For the past three years, I’ve stumbled upon an activity that’s turned into some sort of a tradition – making Christmas gifts. I suppose it’s nothing to be surprised about considering the many Christmas cards I used to make for my classmates back in school. Although tedious, it kept this teenager gainfully occupied for the holidays, and gave me a legitimate reason to stake out stationery stores, swooping up pens, markers and craft paper in any and every color. As much as I love a good and productive shopping trip, there’s nothing quite as satisfying as investing a bit of oneself in a gift for the special people in our lives. Especially when it means avoiding the crazy buzz at the mall and saving my sanity from the horribly bad renditions of Christmas songs. Give me Feist and a hot oven any day!
Fast forward 16 years and I’m losing myself, not only in colors and patterns now, but also in the search for the perfect jars and the perfect labels for the homemade Chocolate Hazelnut Spread and bags of Madeleines that our friends will be receiving this year.
After the notorious macarons of 2009, M likes to joke that I choose to make Christmas gifts from a special list titled “Difficult Things To Make”, because of the time spent on searching for the best recipe and tweaking it to my liking.
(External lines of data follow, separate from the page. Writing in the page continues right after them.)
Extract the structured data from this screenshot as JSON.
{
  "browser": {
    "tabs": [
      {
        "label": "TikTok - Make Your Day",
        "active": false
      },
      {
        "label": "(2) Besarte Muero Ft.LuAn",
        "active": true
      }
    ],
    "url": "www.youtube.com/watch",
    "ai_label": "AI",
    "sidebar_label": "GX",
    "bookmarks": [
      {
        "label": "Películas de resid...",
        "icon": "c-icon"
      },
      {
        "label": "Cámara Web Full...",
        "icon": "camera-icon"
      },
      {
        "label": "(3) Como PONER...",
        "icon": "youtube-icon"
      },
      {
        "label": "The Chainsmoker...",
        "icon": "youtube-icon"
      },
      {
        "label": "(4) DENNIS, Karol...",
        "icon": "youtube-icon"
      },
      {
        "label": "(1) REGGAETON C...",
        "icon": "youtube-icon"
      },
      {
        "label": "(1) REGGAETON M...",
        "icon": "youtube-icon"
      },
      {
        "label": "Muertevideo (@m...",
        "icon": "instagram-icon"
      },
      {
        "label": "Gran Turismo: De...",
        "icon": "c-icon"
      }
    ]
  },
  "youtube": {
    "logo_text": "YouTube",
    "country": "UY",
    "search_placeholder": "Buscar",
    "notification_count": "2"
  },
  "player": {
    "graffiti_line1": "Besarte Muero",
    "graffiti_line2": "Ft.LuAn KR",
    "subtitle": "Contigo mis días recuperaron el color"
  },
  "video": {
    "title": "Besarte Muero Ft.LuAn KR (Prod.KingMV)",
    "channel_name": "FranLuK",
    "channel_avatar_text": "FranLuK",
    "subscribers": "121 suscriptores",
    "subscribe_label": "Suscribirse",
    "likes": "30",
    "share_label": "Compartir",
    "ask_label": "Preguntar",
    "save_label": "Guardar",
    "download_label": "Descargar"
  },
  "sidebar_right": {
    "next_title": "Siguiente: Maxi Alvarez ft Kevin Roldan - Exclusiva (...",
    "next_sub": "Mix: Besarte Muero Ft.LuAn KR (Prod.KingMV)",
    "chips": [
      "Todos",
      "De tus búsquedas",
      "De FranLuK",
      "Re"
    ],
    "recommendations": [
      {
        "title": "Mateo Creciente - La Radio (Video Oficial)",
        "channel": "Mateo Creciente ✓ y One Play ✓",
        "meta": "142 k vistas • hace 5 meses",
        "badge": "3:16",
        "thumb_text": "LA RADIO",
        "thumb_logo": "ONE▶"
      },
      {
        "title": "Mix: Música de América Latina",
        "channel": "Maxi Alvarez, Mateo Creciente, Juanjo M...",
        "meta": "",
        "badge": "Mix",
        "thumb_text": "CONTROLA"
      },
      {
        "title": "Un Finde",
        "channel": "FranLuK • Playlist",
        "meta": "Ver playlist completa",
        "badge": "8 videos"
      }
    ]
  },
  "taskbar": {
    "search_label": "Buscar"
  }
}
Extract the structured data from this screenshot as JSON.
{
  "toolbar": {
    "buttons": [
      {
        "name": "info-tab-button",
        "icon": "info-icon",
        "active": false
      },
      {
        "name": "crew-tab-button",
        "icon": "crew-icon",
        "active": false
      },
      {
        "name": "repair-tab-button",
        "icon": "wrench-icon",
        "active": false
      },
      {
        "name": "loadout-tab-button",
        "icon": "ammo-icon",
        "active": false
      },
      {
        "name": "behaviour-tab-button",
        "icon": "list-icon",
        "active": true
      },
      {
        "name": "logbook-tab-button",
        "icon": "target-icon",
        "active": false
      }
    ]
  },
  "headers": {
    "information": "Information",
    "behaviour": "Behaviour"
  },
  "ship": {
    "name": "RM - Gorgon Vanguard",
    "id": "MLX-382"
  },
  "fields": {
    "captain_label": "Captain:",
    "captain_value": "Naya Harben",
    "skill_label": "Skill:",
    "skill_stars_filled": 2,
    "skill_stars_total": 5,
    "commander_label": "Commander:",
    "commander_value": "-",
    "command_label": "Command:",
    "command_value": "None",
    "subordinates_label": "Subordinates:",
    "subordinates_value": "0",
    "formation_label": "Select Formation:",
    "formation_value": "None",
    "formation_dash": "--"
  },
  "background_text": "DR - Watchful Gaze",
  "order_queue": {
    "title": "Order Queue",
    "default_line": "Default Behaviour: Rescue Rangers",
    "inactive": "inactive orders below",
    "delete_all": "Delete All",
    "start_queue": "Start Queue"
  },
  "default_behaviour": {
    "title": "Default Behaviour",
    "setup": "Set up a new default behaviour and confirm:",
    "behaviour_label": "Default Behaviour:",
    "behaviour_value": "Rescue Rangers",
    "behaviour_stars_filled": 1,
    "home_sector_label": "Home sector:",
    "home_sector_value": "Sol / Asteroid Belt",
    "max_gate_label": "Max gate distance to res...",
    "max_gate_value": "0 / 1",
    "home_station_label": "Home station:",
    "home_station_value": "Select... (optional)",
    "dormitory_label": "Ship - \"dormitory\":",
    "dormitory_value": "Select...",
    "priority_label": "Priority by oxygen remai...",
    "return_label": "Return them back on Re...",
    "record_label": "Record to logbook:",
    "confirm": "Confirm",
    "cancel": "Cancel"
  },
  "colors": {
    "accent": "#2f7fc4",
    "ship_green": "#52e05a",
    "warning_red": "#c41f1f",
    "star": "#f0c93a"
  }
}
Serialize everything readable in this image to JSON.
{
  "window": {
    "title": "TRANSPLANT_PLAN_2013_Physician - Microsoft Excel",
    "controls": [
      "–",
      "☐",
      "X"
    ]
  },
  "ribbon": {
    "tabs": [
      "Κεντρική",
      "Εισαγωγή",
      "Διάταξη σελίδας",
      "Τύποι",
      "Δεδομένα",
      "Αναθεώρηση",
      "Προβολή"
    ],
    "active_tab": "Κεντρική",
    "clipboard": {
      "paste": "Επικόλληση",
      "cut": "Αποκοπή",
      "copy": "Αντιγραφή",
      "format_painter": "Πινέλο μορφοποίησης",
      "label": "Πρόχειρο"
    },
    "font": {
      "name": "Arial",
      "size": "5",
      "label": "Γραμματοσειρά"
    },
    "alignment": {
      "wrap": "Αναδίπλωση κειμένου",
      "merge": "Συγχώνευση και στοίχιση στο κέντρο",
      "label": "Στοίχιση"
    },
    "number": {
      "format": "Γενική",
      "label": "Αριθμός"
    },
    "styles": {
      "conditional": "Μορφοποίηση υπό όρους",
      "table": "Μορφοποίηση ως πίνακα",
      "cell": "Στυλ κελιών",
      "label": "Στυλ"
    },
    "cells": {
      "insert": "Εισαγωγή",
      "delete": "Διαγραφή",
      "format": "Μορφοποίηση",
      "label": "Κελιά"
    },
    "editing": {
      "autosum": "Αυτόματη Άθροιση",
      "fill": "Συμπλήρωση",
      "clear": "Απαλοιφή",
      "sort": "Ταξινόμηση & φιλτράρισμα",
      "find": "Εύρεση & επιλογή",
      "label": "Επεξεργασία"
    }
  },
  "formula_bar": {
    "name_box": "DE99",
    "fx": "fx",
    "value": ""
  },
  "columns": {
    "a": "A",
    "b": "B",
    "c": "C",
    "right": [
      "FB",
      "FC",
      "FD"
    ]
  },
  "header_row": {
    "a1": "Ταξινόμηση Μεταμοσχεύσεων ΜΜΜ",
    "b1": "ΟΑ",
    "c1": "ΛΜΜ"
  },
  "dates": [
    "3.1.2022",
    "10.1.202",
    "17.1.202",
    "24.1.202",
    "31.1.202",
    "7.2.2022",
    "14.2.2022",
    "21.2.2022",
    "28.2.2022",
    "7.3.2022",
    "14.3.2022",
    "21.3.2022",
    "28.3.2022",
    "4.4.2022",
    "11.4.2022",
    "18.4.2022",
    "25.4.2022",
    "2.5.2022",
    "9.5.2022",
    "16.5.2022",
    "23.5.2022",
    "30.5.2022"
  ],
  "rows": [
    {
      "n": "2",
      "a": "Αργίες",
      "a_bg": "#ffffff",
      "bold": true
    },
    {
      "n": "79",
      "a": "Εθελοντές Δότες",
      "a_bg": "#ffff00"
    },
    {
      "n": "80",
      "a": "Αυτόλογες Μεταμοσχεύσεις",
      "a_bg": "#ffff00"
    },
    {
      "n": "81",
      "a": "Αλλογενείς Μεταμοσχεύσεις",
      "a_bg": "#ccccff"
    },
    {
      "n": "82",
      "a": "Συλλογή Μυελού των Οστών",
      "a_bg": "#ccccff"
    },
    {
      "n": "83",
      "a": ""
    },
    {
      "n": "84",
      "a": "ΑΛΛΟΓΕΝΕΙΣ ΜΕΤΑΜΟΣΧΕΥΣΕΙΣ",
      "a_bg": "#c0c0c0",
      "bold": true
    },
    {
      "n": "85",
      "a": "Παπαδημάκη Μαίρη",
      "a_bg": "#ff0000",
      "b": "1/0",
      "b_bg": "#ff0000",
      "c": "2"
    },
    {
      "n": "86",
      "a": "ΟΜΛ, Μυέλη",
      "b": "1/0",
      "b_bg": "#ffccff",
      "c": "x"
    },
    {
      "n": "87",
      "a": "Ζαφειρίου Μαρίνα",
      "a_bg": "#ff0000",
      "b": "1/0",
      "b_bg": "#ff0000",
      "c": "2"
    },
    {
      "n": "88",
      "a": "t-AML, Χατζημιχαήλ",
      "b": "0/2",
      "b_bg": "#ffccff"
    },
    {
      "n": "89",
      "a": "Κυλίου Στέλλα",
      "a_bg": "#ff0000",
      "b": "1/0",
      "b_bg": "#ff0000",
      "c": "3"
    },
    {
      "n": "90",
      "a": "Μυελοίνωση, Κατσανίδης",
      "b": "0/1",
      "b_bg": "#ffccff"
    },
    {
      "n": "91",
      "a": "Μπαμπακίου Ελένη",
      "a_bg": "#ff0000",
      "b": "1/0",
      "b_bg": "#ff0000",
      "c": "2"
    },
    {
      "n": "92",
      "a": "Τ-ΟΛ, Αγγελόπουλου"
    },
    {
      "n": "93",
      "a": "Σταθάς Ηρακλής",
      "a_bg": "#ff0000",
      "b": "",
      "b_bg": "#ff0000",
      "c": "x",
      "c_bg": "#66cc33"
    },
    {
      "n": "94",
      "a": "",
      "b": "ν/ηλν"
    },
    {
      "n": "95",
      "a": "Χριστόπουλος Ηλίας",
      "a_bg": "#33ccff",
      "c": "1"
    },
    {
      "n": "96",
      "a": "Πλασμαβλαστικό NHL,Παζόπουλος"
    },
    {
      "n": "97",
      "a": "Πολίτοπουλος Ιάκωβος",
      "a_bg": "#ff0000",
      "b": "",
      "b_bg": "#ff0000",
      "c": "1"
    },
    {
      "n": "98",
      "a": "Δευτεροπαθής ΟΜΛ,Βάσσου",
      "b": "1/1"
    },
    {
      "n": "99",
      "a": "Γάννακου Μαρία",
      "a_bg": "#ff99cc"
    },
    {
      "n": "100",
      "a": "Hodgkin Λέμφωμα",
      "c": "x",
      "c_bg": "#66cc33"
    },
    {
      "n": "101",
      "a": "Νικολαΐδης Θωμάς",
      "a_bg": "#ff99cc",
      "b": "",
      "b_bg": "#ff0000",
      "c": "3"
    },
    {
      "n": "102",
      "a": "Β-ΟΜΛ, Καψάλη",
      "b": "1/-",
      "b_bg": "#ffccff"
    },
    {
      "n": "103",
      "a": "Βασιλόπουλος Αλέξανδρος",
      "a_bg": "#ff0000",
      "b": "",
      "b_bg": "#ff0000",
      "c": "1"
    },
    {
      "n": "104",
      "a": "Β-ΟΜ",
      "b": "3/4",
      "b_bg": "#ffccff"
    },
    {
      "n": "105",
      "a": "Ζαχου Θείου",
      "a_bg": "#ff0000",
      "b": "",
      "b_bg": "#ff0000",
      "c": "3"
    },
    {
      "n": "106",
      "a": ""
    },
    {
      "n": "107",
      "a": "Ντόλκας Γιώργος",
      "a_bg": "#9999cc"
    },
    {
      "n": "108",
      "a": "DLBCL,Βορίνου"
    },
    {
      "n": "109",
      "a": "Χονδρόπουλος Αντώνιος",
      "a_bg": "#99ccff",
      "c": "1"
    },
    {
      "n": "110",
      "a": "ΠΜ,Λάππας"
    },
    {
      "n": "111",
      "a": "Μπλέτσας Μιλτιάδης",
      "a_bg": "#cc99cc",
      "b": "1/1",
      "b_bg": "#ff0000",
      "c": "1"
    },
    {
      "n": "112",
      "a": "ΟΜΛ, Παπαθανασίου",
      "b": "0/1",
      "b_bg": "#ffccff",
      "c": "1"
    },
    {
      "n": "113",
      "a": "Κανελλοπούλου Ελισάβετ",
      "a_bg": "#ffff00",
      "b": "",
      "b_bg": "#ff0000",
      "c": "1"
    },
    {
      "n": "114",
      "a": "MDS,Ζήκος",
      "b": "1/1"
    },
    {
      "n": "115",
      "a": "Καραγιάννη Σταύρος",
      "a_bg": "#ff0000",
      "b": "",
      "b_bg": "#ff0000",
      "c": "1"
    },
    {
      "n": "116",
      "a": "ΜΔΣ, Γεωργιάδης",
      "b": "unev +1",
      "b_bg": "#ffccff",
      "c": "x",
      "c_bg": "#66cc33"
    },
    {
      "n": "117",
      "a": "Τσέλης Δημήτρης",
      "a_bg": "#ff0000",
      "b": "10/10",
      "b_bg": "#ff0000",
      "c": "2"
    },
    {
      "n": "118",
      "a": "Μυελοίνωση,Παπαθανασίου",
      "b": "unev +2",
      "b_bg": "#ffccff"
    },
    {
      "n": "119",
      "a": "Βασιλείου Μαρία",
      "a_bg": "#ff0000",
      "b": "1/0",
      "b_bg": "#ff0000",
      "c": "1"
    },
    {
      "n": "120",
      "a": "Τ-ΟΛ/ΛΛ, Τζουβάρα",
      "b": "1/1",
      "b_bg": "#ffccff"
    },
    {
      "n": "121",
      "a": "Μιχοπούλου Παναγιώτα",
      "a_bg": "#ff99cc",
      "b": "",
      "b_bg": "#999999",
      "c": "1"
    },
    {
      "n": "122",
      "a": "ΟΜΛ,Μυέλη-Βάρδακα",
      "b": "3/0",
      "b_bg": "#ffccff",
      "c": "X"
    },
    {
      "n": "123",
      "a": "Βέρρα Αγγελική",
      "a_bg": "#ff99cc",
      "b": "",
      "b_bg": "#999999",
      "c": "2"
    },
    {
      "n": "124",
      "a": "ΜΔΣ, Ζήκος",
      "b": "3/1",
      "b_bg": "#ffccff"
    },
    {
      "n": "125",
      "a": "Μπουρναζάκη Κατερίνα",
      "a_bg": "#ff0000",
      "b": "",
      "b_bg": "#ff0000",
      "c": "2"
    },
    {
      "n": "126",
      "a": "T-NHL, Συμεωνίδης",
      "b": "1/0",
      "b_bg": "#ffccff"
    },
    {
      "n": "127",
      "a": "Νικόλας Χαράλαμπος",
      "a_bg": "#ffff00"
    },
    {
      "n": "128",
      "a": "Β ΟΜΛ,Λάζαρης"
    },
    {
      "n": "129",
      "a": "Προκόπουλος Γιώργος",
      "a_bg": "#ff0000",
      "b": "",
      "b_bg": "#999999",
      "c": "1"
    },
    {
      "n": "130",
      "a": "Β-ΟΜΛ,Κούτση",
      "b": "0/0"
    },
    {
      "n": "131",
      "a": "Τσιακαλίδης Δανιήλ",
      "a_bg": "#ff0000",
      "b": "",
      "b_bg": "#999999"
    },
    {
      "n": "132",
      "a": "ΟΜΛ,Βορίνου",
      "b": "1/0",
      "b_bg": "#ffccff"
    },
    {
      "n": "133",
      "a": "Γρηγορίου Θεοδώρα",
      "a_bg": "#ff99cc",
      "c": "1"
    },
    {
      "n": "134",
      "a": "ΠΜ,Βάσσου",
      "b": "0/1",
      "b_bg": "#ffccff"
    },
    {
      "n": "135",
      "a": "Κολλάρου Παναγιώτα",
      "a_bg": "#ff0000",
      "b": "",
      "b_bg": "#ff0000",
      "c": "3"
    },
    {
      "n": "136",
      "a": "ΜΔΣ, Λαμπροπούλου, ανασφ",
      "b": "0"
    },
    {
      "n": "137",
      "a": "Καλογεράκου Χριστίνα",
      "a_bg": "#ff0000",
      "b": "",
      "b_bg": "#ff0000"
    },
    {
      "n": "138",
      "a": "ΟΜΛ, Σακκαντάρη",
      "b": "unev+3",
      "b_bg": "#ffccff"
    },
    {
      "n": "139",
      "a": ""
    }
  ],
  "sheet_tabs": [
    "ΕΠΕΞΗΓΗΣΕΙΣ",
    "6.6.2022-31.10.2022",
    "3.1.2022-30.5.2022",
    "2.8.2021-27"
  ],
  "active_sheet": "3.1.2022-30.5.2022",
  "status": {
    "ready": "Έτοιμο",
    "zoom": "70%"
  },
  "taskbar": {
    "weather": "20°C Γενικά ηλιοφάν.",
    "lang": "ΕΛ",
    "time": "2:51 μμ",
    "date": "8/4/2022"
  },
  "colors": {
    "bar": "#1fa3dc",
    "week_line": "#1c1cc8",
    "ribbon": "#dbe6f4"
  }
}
This spread wasn’t too big a headache considering it’s essentially hazelnut butter mixed with sugar and cocoa. But the Madeleines however, took a lot longer than expected, leaving me in a rather Proustian melancholy for most of last week.
But that’s a story for another time. For this post, here’s my take on a grown-up version of Nutella. In place of cocoa powder I’ve substituted intensely-flavored Cacao nibs that add crunch and a layer of smokiness to the palate, finishing everything off with a pinch of ground espresso for added depth. While still sweet and classically earthy at the start, the punch of dark chocolate follows soon after, accentuated by hints of espresso. For you dark chocolate fans out there, this spread may be the point of no return. You’ve been warned!
10 oz/ 300 grams hazelnuts, toasted and skins removed
2 oz/ 60 grams cocoa nibs
1/2 to 2/3 cup/ 60-70 grams powdered sugar
7 teaspoons unrefined hazelnut oil
1/2 teaspoon espresso powder
To toast the hazelnuts, preheat your oven to 300F and spread the nuts on one layer on a large baking sheet. Toast the nuts for about 15 minutes until golden brown, then rub their skins off with a clean cloth. Set aside.
Toast the cocoa nibs by placing them in a saucepan over medium heat, stirring occasionally until they darken and are slightly shiny. Remove from heat and set aside.
Place the nuts and cocoa nibs in a food processor and chop them until they liquefy. Your processor will sound as if it’s throwing a hissy fit and about to implode, but keep your finger on the pulse button until you get a thick, lovely dark chocolate hazelnut butter. The nuts and nibs will first gather into a ball before turning into butter. To help move things along, you may need to scrape down the sides of the processor bowl to ensure that everything is pulverized.
Add the sugar, oil and espresso powder and pulse again, scraping down as needed until everything is well incorporated into a lusciously thick sauce. There will still be chunks of nibs remaining which will give a slight crunch to each spoonful.
Store the spread in clean and dry airtight containers/jars and refrigerate. Bring the spread to room temperature before using.